My grok pattern is as below:

 grok{
			match => {
			"message" => ["%{IPV4:IP_address} (?:-|(%{WORD}.%{WORD})) %{USER:ident} \[%{HTTPDATE:message_timestamp}\] \"(?:%{WORD:message_type} %{NOTSPACE:request}(?: HTTP/%{NUMBER:httpversion})?|%{DATA:rawrequest})\" %{NUMBER:response} (?:%{NUMBER:bytes}|-) %{QS:referrer} %{QS:agent} %{QS:forwarder}"]
		
			}
		}

Example log:

XXX.XXX.XXX.XX - - [17/Feb/2021:13:20:56 +0000] "GET /secure/useravatar?size=small&avatarId=10123 HTTP/1.1" 200 655 "https://jira.xx.io/browse/MINAUTO-100?focusedCommentId=10099&page=com.atlassian.jira.plugin.system.issuetabpanels:comment-tabpanel" "XX/5.0 (Windows NT 10.0; Win64; x64) AppleWebKit/537.36 (KHTML, like Gecko) Chrome/XX.0.4240.XXX Safari/537.36" "-"
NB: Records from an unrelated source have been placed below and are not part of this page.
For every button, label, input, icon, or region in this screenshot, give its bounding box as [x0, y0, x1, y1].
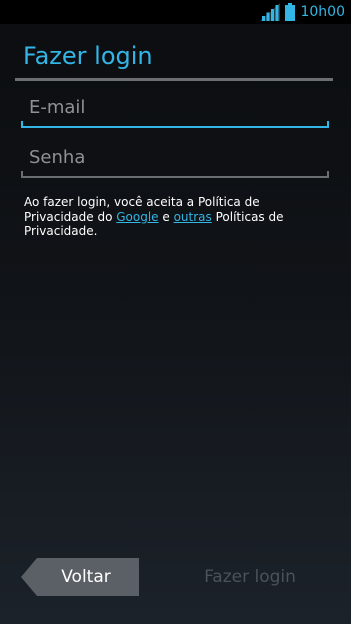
password-field[interactable]	[21, 142, 329, 178]
page-title: Fazer login	[23, 42, 153, 70]
status-icons: 10h00	[260, 3, 345, 21]
password-input[interactable]	[21, 142, 329, 172]
status-bar: 10h00	[0, 0, 351, 24]
password-underline	[21, 176, 329, 178]
legal-text-middle: e	[158, 209, 174, 224]
email-underline-tick-left	[21, 121, 23, 128]
login-button[interactable]: Fazer login	[180, 558, 320, 596]
legal-text: Ao fazer login, você aceita a Política d…	[24, 195, 324, 239]
title-divider	[15, 78, 333, 81]
email-underline-tick-right	[327, 121, 329, 128]
email-field[interactable]	[21, 92, 329, 128]
email-underline	[21, 126, 329, 128]
email-input[interactable]	[21, 92, 329, 122]
other-policies-link[interactable]: outras	[174, 210, 212, 224]
back-button-label: Voltar	[61, 567, 111, 587]
status-time: 10h00	[300, 4, 345, 20]
password-underline-tick-left	[21, 171, 23, 178]
battery-icon	[285, 3, 296, 21]
signal-icon	[260, 3, 281, 21]
back-button[interactable]: Voltar	[21, 558, 139, 596]
password-underline-tick-right	[327, 171, 329, 178]
google-privacy-link[interactable]: Google	[116, 210, 158, 224]
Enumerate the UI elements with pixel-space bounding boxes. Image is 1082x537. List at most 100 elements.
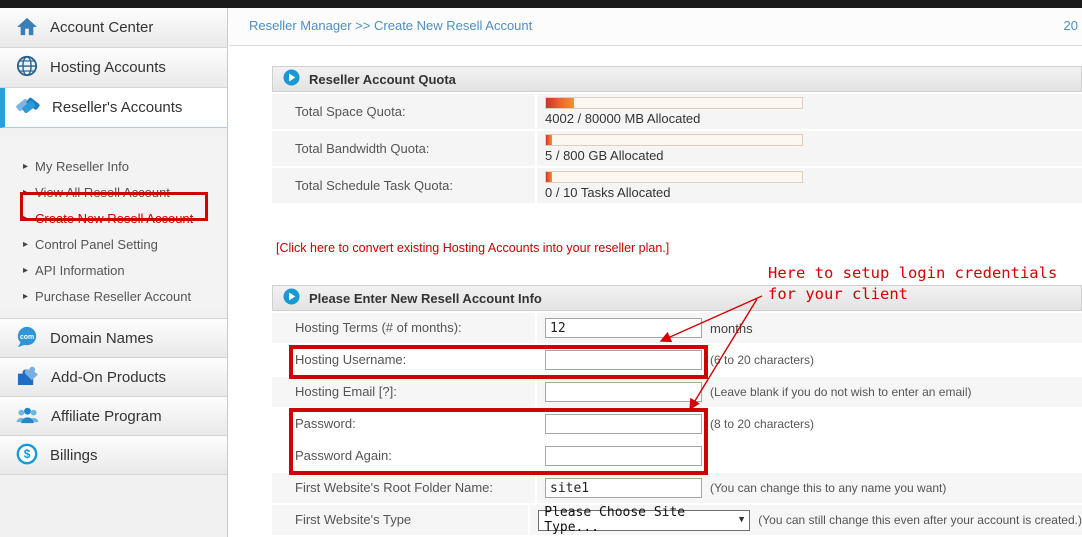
reseller-submenu: ▸ My Reseller Info ▸ View All Resell Acc… bbox=[0, 136, 227, 309]
sidebar-subitem-view-all-resell-account[interactable]: ▸ View All Resell Account bbox=[0, 179, 227, 205]
quota-value-text: 5 / 800 GB Allocated bbox=[545, 148, 803, 163]
form-row-website-type: First Website's Type Please Choose Site … bbox=[272, 505, 1082, 535]
sidebar-item-billings[interactable]: $ Billings bbox=[0, 436, 227, 475]
sidebar-subitem-purchase-reseller-account[interactable]: ▸ Purchase Reseller Account bbox=[0, 283, 227, 309]
sidebar-subitem-control-panel-setting[interactable]: ▸ Control Panel Setting bbox=[0, 231, 227, 257]
quota-value-text: 0 / 10 Tasks Allocated bbox=[545, 185, 803, 200]
top-black-bar bbox=[0, 0, 1082, 8]
months-suffix: months bbox=[710, 321, 753, 336]
com-bubble-icon: com bbox=[16, 326, 38, 351]
triangle-bullet-icon: ▸ bbox=[23, 291, 28, 302]
form-row-hosting-email: Hosting Email [?]: (Leave blank if you d… bbox=[272, 377, 1082, 407]
handshake-icon bbox=[16, 95, 40, 120]
website-type-select[interactable]: Please Choose Site Type... ▼ bbox=[538, 510, 750, 531]
space-quota-progressbar bbox=[545, 97, 803, 109]
date-text: 20 bbox=[1064, 18, 1078, 33]
subitem-label: Create New Resell Account bbox=[35, 211, 193, 226]
sidebar-item-label: Account Center bbox=[50, 19, 153, 36]
triangle-bullet-icon: ▸ bbox=[23, 161, 28, 172]
sidebar-item-hosting-accounts[interactable]: Hosting Accounts bbox=[0, 48, 227, 88]
hosting-username-input[interactable] bbox=[545, 350, 702, 370]
sidebar: Account Center Hosting Accounts Reseller… bbox=[0, 8, 228, 537]
sidebar-bottom-group: com Domain Names Add-On Products Affilia… bbox=[0, 318, 227, 475]
blue-arrow-bullet-icon bbox=[283, 288, 300, 308]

I need to extract "jira.xx.io" from the referrer. Basically anything between "https:// and the first / "

You could try

grok { match => { "referrer" => '"http[s]?://(?<someField>[^/]+/)' } }

This worked fine but it was returning jira.xx.io/ . So I used

grok { match => { "referrer" => '"http[s]?://(?<someField>[^/]+)' } } 

and now I get jira.xx.io
Thanks for your help @Badger

Right, the / should have been outside the parentheses of the capture group: '"http[s]?://(?<someField>[^/]+)/'

This topic was automatically closed 28 days after the last reply. New replies are no longer allowed.